We had a rare opportunity of watching Nigel produce his column on the free day in Skanderborg, Denmark. He actually writes the entire thing in the annotation window of ChessBase 8. He then cleverly copies the file to a 3.5 inch diskette and sends it from the press centre as a hotmail attachment to his editors in London.


Malcolm Pein's column

This is a daily column, unlike the other two, which appear once a week. Recent subjects by the IM and owner of the London Chess Centre:

  • 18/10/2003 Vassily Ivanchuk suffered a rare defeat and surrendered the lead of the first Samba tournament at Skanderborg in Denmark.
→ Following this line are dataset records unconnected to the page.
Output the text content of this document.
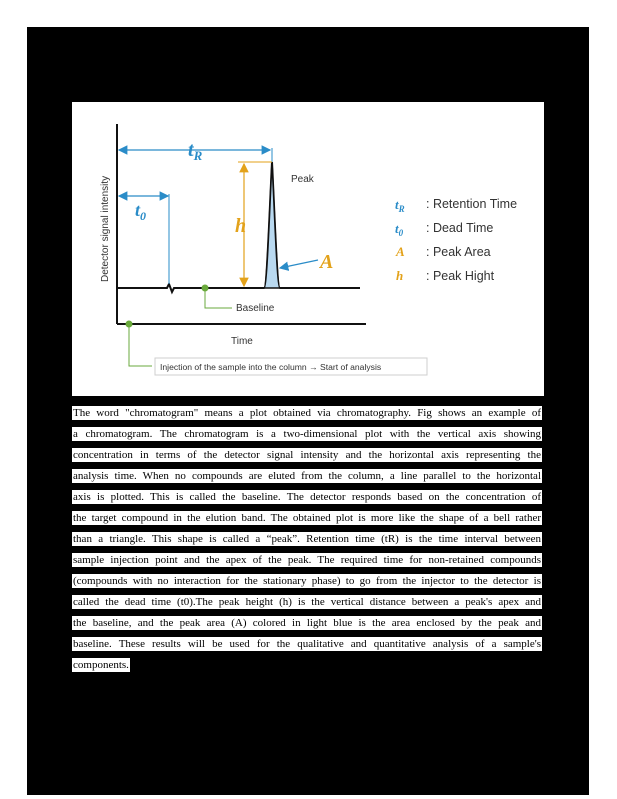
$t_R$
$t_0$	h
A
Peak
Baseline
Time
Detector signal intensity
Injection of the sample into the column → Start of analysis
$t_R$ : Retention Time
$t_0$ : Dead Time
A : Peak Area
h : Peak Hight
The word "chromatogram" means a plot obtained via chromatography. Fig shows an example of
a chromatogram. The chromatogram is a two-dimensional plot with the vertical axis showing
concentration in terms of the detector signal intensity and the horizontal axis representing the
analysis time. When no compounds are eluted from the column, a line parallel to the horizontal
axis is plotted. This is called the baseline. The detector responds based on the concentration of
the target compound in the elution band. The obtained plot is more like the shape of a bell rather
than a triangle. This shape is called a “peak”. Retention time (tR) is the time interval between
sample injection point and the apex of the peak. The required time for non-retained compounds
(compounds with no interaction for the stationary phase) to go from the injector to the detector is
called the dead time (t0).The peak height (h) is the vertical distance between a peak's apex and
the baseline, and the peak area (A) colored in light blue is the area enclosed by the peak and
baseline. These results will be used for the qualitative and quantitative analysis of a sample's
components.
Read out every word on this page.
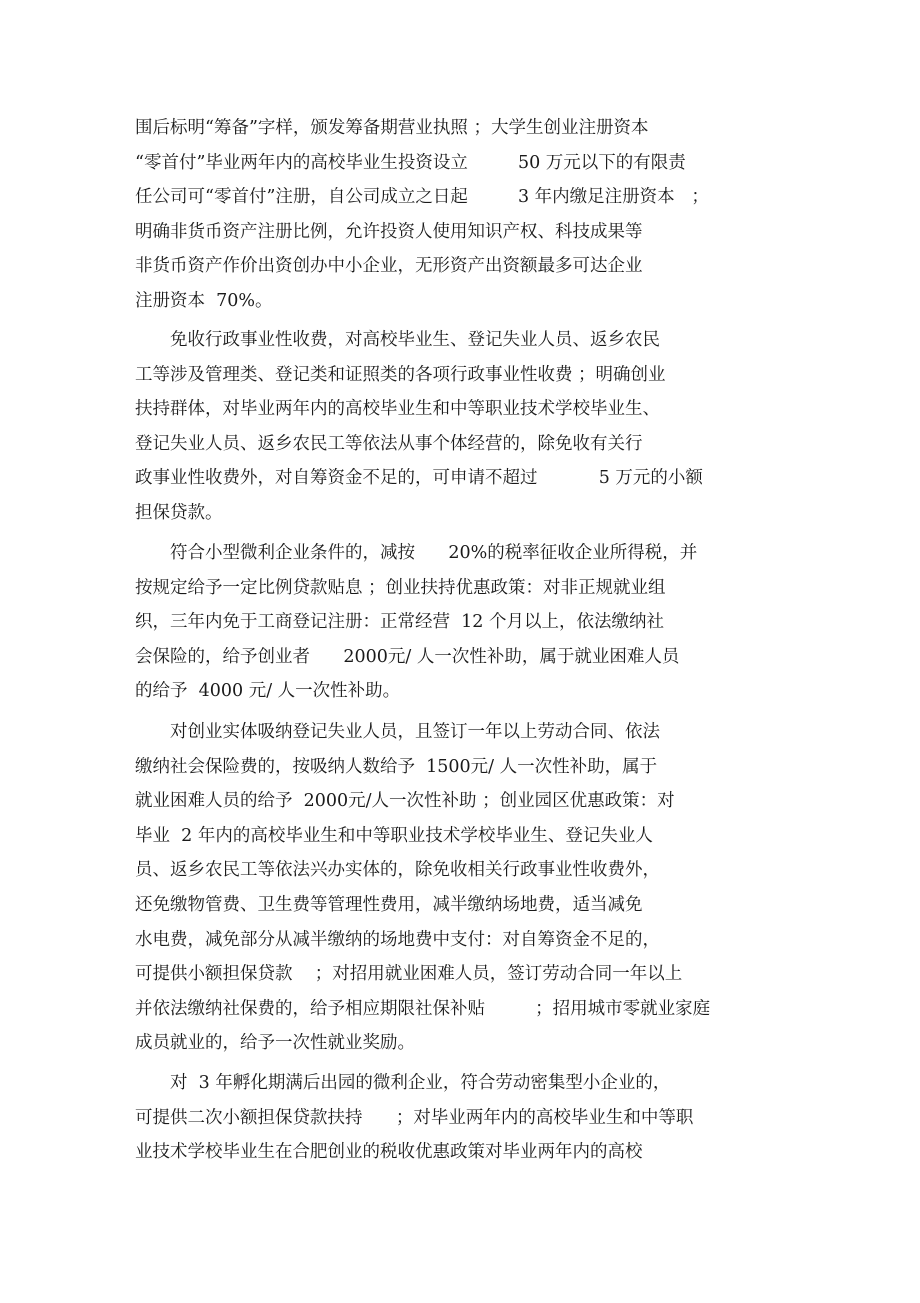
围后标明“筹备”字样，颁发筹备期营业执照 ；大学生创业注册资本
“零首付”毕业两年内的高校毕业生投资设立         50 万元以下的有限责
任公司可“零首付”注册，自公司成立之日起         3 年内缴足注册资本   ；
明确非货币资产注册比例，允许投资人使用知识产权、科技成果等
非货币资产作价出资创办中小企业，无形资产出资额最多可达企业
注册资本  70%。
免收行政事业性收费，对高校毕业生、登记失业人员、返乡农民
工等涉及管理类、登记类和证照类的各项行政事业性收费 ；明确创业
扶持群体，对毕业两年内的高校毕业生和中等职业技术学校毕业生、
登记失业人员、返乡农民工等依法从事个体经营的，除免收有关行
政事业性收费外，对自筹资金不足的，可申请不超过           5 万元的小额
担保贷款。
符合小型微利企业条件的，减按      20%的税率征收企业所得税，并
按规定给予一定比例贷款贴息 ；创业扶持优惠政策：对非正规就业组
织，三年内免于工商登记注册：正常经营  12 个月以上，依法缴纳社
会保险的，给予创业者      2000元/ 人一次性补助，属于就业困难人员
的给予  4000 元/ 人一次性补助。
对创业实体吸纳登记失业人员，且签订一年以上劳动合同、依法
缴纳社会保险费的，按吸纳人数给予  1500元/ 人一次性补助，属于
就业困难人员的给予  2000元/人一次性补助 ；创业园区优惠政策：对
毕业  2 年内的高校毕业生和中等职业技术学校毕业生、登记失业人
员、返乡农民工等依法兴办实体的，除免收相关行政事业性收费外，
还免缴物管费、卫生费等管理性费用，减半缴纳场地费，适当减免
水电费，减免部分从减半缴纳的场地费中支付：对自筹资金不足的，
可提供小额担保贷款    ；对招用就业困难人员，签订劳动合同一年以上
并依法缴纳社保费的，给予相应期限社保补贴         ；招用城市零就业家庭
成员就业的，给予一次性就业奖励。
对  3 年孵化期满后出园的微利企业，符合劳动密集型小企业的，
可提供二次小额担保贷款扶持      ；对毕业两年内的高校毕业生和中等职
业技术学校毕业生在合肥创业的税收优惠政策对毕业两年内的高校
Ivanchuk was defeated by Uzbek GM Rustam Kazimdzhanov who had hitherto been in bad form and was bottom of the tournament table.

  • 17/10/2003 There is an old Russian joke that goes: 'the best chess players are Russian Jews, then Russians and then Jews'. There used to be a grain of truth in it in the days of Mikhail Botvinnik and Mikhail Tal but the current crop of Russian players come from a much more diverse ethnic mix.

  • 16/10/2003 Nigel Short was the beneficiary of a strange tactical oversight by the Indian champion Krisnan Sasikiran and won their fifth round game with black in only twenty one moves at the 1st Samba tournament at Skanderborg in Denmark.

  • 15/10/2003 I have received a communication from Fide, not via mobile phone I might add to say that Ruslan Ponomariov was not stripped of his Fide championship title when his prevarication led to the cancellation of his title defence against Garry Kasparov.